Mets Skipper Hasn't Got Time For 'Bull'

It's like dreaded 2009 all over again for fans of Flushing's Finest, as a woeful list of injuries hits the Mets.
The latest wounded warrior is Chris Young, whom the Mets signed for $1.1 million, and got four starts out of.
Looks like Young is done for the year with a torn shoulder.
Said Mets manager Terry Collins in today's NY Times:
"You go into spring training and you're aware of it and you watch him throw his pens, and when he started building up his pitch count and you never saw any discomfort and you never saw any holding back from trying to pitch, you thought, 'OK, he's over this.' "
Ignore the wondrous run-on sentence (hey, Times editors, how about some, ya know, punctuation?) and check out the use of pens. We noted in the early days of this blog the use of "bullpen" in MLB parlance, not as the place where a pitcher warms up, but as the name of the session in which he warms up. To wit:
"It's easier to throw a bullpen than to see a ball come off the bat again," said Tribe skipper Manny Acta about a pitcher taking the mound after being hit in the head with a batted ball.
Apparently "bullpen" is too long to say for a busy manager who suddenly has to keen one eye trained on the waiver wire at all times, and has been shortened to "pen."

[image: NY Daily News]

Wednesday, May 4, 2011

Derek Jeter Has Had Enough of His 'Swinging' Singles Days


You have to feel for Derek Jeter.
I mean, not that much--the guy is still the toast of New York, he's engaged to Minka Kelly, and he's got that mega-manse down in St. Jetersburg.
But there he is, a man who values privacy the way Bartolo Colon values cheezeburgers, on the front page of the New York Times, addressing his season long--make that, year-long--slump. Not the front page of the Sports, he's been there before. We're talking page A-1--sharing space with President Obama and Bin Laden and other global luminaries present and past.
Jeter's stats may be down, way down, this season. But the Times suggests he's leading in one crucial category: the swinging bunt.
Writes Ben "Buy a Vowel" Shpigel:
The only offensive category in which he leads the major leagues is infield hits — and, well, it isn’t his speed that accounts for that.

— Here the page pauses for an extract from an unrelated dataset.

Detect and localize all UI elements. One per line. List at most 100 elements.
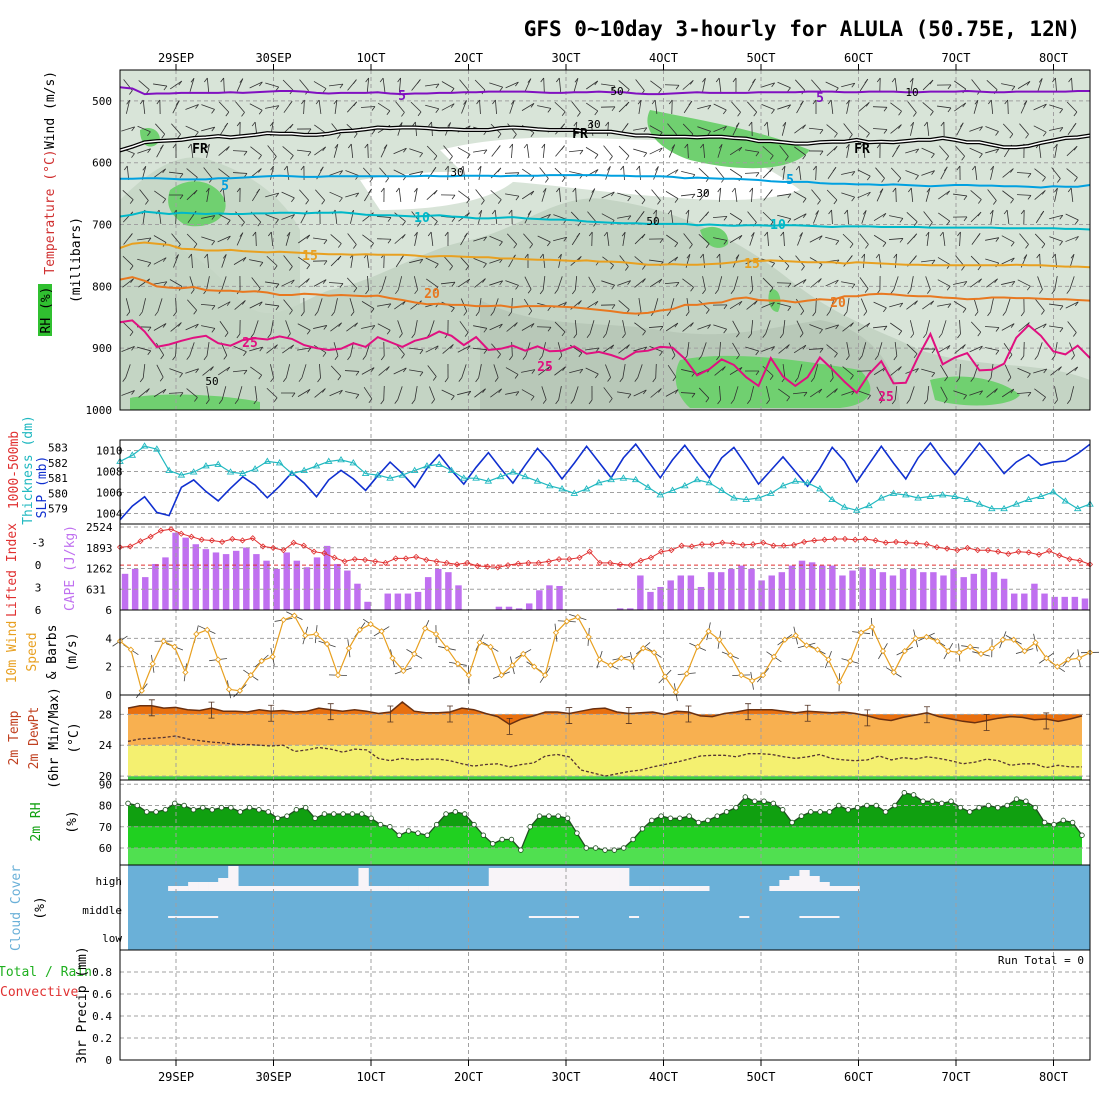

The swinging bunt. The most flaccid of batter outcomes in baseball, perhaps even more ignominious than the strikeout. At least you don't have to sprint to first--running twice as far as your ball did--after a strikeout.
The swinging bunt. When it happened back in childhood sandlot ball, we called "cheap!" and made it a do-over.
Yet Jeter--the Prince of the City, The Captain--is riding those "cheap" balls all the way to first with frightening regularity.
Writes Shpigel:
[Detroit third base coach Gene] Lamont said the Tigers had not been positioning their infielders any differently to guard against what has become Jeter’s perhaps most noticeable offensive trait this year — the swinging bunt, 60-foot dribblers up the third-base line. He had 10 infield singles, and many have been nubbers or bouncers that do not reach the dirt of the basepaths, as opposed to sharply hit balls that ricochet off an infielder or shoot deep in the hole.
Jeter is 48 hits--swinging bunts and searing liners alike--away from 3,000. It's safe to say he won't enjoy the media's buildup to the historic event--especially if he remains homerless dating back to last summer.